Masque Ubi - Côte d'ivoire
This mask from Ivory Coast is one of the rarest mask of the limited corpus of Ubi masks. Indeed, the Ubi tribe is a part of the Krou region, neighbours of the We and Bete, and are part of the few tribes of the West that have a masking tradition. These institutions of the war mask has fallen into disuse. The few left exemplaries are thus of pre colonial period. The war masks were dancing during several different occasions as social regulators in the society. These objects would represent intermediaires between the world beyond and the power of the sacred of the ancestors. They would thus play a role in war excursions and during ceremonies that aimed at restoring peace after armed conflicts. The masks were the first to welcome the tribe’s members, returning victoriously to the village. But they would also participate in a more general context in customary law sessions, the masks being shown at the time when judgements were publicly rended. The mask endorses thus a ritual initiatic use as well as a protective role.

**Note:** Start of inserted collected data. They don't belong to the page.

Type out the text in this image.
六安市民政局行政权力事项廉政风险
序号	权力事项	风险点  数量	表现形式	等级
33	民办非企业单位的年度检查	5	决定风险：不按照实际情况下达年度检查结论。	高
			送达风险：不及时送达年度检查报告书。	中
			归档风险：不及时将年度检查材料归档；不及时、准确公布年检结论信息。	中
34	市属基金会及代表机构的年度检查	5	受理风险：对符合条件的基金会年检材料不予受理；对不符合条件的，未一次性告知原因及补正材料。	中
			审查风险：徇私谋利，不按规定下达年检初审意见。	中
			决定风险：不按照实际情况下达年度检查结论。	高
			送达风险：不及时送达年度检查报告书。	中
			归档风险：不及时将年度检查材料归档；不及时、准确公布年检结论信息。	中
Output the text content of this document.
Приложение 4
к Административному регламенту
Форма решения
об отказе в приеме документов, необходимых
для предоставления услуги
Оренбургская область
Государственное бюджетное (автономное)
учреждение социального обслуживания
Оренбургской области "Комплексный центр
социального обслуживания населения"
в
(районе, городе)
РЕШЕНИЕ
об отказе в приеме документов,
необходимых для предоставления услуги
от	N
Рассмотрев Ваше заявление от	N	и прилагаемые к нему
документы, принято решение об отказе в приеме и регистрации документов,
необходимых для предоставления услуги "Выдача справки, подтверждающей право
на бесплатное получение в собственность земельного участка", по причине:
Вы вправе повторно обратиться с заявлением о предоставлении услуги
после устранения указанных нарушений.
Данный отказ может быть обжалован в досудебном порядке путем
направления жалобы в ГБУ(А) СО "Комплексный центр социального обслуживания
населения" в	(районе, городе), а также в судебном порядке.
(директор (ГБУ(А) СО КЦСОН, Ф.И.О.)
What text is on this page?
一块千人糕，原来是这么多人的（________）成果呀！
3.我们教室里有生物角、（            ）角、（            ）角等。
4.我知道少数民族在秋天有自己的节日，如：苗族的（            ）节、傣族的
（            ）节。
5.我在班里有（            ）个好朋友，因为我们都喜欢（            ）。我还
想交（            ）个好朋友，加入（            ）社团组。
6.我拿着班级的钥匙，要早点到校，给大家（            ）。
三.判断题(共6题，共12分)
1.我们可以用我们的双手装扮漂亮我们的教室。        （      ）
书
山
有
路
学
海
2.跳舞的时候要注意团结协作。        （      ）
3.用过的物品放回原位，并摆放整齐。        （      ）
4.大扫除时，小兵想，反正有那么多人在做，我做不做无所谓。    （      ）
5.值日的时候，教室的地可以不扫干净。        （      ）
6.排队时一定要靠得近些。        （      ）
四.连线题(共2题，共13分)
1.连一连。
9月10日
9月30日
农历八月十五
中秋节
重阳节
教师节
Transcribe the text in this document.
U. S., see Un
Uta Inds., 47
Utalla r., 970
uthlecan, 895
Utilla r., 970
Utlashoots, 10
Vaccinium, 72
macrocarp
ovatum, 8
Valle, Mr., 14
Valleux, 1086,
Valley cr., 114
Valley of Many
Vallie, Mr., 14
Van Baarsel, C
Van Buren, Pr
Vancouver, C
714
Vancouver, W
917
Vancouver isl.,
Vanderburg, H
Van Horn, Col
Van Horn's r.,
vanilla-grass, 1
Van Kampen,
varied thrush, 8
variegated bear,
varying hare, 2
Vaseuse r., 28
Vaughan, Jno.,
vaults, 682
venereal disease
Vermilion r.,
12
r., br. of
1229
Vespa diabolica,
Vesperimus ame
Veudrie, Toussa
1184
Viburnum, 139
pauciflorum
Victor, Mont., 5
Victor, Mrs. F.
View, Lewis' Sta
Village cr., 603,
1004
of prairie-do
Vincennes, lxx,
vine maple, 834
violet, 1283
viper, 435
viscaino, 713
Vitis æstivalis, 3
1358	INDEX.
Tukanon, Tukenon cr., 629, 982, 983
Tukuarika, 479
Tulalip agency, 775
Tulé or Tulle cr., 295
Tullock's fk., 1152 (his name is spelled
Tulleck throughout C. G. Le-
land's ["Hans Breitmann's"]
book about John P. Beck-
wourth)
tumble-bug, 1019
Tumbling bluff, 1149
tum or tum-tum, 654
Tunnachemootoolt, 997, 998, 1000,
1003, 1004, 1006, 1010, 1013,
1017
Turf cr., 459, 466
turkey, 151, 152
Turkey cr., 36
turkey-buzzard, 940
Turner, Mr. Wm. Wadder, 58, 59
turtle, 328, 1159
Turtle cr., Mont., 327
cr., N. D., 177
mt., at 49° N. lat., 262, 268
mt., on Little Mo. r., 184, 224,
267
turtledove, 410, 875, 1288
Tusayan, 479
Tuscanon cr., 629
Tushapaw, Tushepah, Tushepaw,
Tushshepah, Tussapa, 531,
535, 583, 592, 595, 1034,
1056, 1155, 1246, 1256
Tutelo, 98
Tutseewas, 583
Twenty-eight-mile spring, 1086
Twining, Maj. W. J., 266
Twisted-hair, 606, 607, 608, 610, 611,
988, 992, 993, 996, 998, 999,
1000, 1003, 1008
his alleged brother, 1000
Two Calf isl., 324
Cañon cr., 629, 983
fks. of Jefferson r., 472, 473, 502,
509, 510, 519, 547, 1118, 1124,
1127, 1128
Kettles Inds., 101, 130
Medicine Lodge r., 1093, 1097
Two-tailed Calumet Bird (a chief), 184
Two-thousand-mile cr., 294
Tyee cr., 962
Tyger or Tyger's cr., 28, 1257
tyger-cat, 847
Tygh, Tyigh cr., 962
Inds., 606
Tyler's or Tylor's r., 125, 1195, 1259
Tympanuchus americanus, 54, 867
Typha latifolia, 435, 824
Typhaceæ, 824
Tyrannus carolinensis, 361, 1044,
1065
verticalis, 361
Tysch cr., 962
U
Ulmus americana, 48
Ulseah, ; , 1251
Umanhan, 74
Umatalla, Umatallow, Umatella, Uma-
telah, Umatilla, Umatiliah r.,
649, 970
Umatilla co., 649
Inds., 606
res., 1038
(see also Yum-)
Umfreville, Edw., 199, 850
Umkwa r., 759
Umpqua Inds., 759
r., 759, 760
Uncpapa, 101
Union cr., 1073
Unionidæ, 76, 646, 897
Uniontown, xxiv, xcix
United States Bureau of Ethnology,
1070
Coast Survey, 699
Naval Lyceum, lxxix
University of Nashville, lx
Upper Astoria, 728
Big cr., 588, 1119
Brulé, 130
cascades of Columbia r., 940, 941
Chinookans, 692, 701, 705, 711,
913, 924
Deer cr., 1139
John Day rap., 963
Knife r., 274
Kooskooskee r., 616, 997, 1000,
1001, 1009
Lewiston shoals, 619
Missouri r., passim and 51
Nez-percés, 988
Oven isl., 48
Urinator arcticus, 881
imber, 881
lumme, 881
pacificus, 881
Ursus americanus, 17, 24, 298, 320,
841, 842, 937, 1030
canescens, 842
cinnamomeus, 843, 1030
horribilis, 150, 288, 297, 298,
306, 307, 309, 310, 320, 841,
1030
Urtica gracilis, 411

The features of the mask express the full power of the representation. The multiple engraved horns create an impressive structural arrangement. Those twisted horns could be the representation of the tarantula known for its lethal venom. The mask is thus full of the force of the spider that makes it invincible.
The horns on the forehead are joined in a continuous sculpted line forming a visor over the half opened almond shaped eyes that surmount a strong nose. The head above is turbaned with a colored cloth. Two horns curl up to the lower cheeks from the temples while what could be two tusks bend from the lower face and join in front of the mouth. The side of the face are adorned with two horns carved with scrolled incisions, and what could be two flat ears.
The dark deep nuanced patina emphasises the powerful volumes of the facial projections and testifies of the ritual use of this extraordinary and unique exemplary of Ubi mask.